Охорович поднялся на ноги, в смущении стал теребить темляк шашки. Сергей постоял с минуту у порога, как бы обдумывая что-то, и, опустив голову, вышел. На утро он распорядился запрячь лошадь в тарантас и спокойно вошел в комнату певицы.

- Съездить в лес хочу, решил отдохнуть от зауральских дел. У тебя нет настроения прокатиться со мной?

Элеонора приблизилась к Сергею и, пытаясь его обнять, спросила:

- Ты на меня не сердишься?

Сергей отстранил певицу и сдвинул брови.

- Не будем об этом говорить.

Через час они ехали по Толмачевскому бору. Горячее июльское солнце яркими полосами лежало среди деревьев, освещая густой папоротник и росший в низинах богульник. Воздух был прозрачен, насыщен запахом смолы. Всю дорогу Сергей был угрюм. Доехав до середины бора, он повернул лошадь в его глубь, удаляясь все дальше и дальше от дороги. От толчков тарантас бросало из стороны в сторону, но не обращая внимания на пеньки и кустарник, ветви которого порой хлестали по лицу, Сергей продолжал удаляться в лесную глухомань.

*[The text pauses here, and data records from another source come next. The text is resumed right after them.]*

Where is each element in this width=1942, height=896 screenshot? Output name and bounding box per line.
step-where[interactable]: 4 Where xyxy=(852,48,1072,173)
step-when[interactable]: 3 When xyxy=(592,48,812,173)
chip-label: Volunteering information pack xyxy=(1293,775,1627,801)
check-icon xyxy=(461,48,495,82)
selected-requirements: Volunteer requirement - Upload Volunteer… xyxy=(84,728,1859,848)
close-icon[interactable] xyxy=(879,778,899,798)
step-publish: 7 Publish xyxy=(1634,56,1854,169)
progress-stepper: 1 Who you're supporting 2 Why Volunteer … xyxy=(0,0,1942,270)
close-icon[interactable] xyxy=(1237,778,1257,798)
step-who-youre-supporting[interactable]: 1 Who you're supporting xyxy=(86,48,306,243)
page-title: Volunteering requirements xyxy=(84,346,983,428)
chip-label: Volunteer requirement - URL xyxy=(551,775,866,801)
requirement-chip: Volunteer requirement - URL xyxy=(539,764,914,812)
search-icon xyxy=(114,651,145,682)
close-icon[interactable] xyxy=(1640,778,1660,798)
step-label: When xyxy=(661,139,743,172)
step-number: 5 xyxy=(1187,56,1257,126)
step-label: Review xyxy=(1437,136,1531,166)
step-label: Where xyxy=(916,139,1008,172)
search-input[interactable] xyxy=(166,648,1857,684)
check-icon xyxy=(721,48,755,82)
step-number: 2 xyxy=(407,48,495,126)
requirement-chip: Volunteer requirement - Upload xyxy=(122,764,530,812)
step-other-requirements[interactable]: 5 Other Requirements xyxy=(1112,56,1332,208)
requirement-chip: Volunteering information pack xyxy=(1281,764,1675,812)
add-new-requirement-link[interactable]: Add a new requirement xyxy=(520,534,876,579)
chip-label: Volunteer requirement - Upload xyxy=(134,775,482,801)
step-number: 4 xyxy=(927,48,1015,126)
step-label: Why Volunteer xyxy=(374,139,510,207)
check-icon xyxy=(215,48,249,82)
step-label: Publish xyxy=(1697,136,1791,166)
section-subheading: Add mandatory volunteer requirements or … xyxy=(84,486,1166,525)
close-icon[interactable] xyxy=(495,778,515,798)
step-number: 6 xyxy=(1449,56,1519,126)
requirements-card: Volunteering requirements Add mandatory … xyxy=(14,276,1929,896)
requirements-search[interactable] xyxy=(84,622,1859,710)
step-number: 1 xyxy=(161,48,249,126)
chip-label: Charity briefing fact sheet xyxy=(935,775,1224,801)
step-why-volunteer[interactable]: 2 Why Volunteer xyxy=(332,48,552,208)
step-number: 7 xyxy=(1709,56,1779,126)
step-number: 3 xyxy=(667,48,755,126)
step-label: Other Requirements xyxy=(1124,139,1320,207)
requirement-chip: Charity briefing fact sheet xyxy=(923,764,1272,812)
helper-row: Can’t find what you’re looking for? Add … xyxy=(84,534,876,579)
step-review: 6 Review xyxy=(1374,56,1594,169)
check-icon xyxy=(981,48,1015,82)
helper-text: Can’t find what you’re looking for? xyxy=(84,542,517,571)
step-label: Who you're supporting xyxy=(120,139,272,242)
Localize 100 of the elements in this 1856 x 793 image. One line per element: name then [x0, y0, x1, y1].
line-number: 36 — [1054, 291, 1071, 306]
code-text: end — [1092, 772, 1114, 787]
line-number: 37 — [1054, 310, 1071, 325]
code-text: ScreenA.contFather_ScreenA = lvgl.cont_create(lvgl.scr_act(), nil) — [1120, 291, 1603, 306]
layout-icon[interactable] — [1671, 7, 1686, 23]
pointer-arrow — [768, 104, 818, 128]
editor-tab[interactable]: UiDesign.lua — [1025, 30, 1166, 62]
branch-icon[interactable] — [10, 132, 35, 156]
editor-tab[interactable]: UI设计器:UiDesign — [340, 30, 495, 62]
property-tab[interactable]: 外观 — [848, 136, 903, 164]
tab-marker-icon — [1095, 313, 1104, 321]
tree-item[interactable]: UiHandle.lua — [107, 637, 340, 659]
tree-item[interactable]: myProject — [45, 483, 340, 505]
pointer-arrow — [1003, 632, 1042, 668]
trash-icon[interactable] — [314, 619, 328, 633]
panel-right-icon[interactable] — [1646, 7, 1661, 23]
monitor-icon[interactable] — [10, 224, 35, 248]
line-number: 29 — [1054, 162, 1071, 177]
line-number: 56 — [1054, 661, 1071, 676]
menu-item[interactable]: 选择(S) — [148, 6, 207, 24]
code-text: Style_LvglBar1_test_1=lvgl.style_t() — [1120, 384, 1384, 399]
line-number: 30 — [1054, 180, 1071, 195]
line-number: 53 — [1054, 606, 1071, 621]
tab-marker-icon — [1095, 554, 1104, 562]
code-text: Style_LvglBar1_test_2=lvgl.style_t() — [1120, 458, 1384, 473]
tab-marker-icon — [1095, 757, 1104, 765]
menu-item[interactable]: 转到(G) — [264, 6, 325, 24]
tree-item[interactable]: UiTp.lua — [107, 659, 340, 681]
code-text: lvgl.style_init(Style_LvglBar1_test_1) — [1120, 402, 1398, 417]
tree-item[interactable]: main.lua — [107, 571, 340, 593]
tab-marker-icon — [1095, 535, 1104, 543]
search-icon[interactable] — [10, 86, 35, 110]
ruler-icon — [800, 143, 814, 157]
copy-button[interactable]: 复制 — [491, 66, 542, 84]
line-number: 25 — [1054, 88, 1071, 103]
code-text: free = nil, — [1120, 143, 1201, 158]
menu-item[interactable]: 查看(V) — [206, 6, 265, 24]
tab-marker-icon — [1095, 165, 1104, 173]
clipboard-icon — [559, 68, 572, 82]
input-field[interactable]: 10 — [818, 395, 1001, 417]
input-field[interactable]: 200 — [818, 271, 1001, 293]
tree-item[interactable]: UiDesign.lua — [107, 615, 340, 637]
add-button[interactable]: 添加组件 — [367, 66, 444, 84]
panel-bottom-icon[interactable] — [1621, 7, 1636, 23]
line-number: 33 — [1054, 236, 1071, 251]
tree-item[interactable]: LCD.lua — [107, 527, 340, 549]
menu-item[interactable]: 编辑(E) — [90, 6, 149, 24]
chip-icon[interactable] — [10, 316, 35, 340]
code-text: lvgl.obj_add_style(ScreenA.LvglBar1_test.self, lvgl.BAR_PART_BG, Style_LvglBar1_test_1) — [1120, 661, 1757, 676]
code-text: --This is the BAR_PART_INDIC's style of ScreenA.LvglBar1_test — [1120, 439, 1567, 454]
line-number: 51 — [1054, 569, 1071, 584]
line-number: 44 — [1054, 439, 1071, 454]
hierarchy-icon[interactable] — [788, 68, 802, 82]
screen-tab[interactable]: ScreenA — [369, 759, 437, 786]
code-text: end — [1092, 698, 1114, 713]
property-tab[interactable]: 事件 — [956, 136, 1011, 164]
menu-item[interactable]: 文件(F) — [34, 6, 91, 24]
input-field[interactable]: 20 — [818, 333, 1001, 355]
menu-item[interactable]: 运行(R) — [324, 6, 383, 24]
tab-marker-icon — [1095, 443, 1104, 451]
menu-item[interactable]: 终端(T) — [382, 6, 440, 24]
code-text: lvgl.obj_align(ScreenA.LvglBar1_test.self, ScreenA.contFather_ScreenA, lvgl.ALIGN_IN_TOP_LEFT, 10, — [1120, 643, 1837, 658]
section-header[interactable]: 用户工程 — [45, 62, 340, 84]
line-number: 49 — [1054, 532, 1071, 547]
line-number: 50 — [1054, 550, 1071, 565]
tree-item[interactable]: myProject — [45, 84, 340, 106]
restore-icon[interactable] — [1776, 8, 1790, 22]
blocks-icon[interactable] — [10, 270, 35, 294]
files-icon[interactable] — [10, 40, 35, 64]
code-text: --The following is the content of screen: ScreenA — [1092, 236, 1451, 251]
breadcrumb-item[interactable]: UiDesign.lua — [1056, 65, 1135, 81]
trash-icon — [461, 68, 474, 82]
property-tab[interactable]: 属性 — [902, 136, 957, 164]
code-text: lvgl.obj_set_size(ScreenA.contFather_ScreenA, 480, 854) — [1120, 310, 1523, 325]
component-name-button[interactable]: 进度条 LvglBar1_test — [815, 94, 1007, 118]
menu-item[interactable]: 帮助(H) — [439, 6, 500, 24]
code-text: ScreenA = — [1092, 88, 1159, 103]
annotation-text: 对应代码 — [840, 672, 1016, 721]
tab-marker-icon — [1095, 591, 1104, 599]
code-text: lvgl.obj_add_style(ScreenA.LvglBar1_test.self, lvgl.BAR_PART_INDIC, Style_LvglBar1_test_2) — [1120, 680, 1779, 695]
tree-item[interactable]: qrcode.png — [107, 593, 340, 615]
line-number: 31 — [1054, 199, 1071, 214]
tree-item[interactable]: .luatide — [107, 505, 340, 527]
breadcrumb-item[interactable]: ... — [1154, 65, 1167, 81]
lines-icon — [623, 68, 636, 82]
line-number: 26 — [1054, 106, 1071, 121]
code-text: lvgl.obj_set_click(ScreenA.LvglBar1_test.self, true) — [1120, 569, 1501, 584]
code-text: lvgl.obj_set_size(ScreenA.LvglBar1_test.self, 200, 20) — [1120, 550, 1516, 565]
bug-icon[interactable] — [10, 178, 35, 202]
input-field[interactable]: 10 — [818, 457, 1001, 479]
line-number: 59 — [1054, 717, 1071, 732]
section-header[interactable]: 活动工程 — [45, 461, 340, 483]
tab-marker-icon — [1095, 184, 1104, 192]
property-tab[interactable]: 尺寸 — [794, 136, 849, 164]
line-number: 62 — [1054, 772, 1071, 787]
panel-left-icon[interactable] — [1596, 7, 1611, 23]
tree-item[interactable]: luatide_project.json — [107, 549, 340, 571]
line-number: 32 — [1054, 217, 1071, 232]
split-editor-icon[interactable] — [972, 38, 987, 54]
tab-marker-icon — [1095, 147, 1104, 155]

Элеонора тревожно посматривала на суровое лицо Сергея. Выбрав поляну, озаренную ярким солнцем, он сошел с тарантаса и не спеша вынул веревку из-под кучерского сиденья.

- Вылазь! - сказал он мрачно.

Элеонора неохотно спустила ногу на подножку тарантаса. Сергей рванул ее на траву и, повалив на землю, скрутил веревкой руки. В лесу прозвучал отчаянный вопль женщины. Стиснув зубы, Сергей поволок ее к дереву. Платье Элеоноры затрещало. Глаза певицы со страхом смотрели на молодого Фирсова.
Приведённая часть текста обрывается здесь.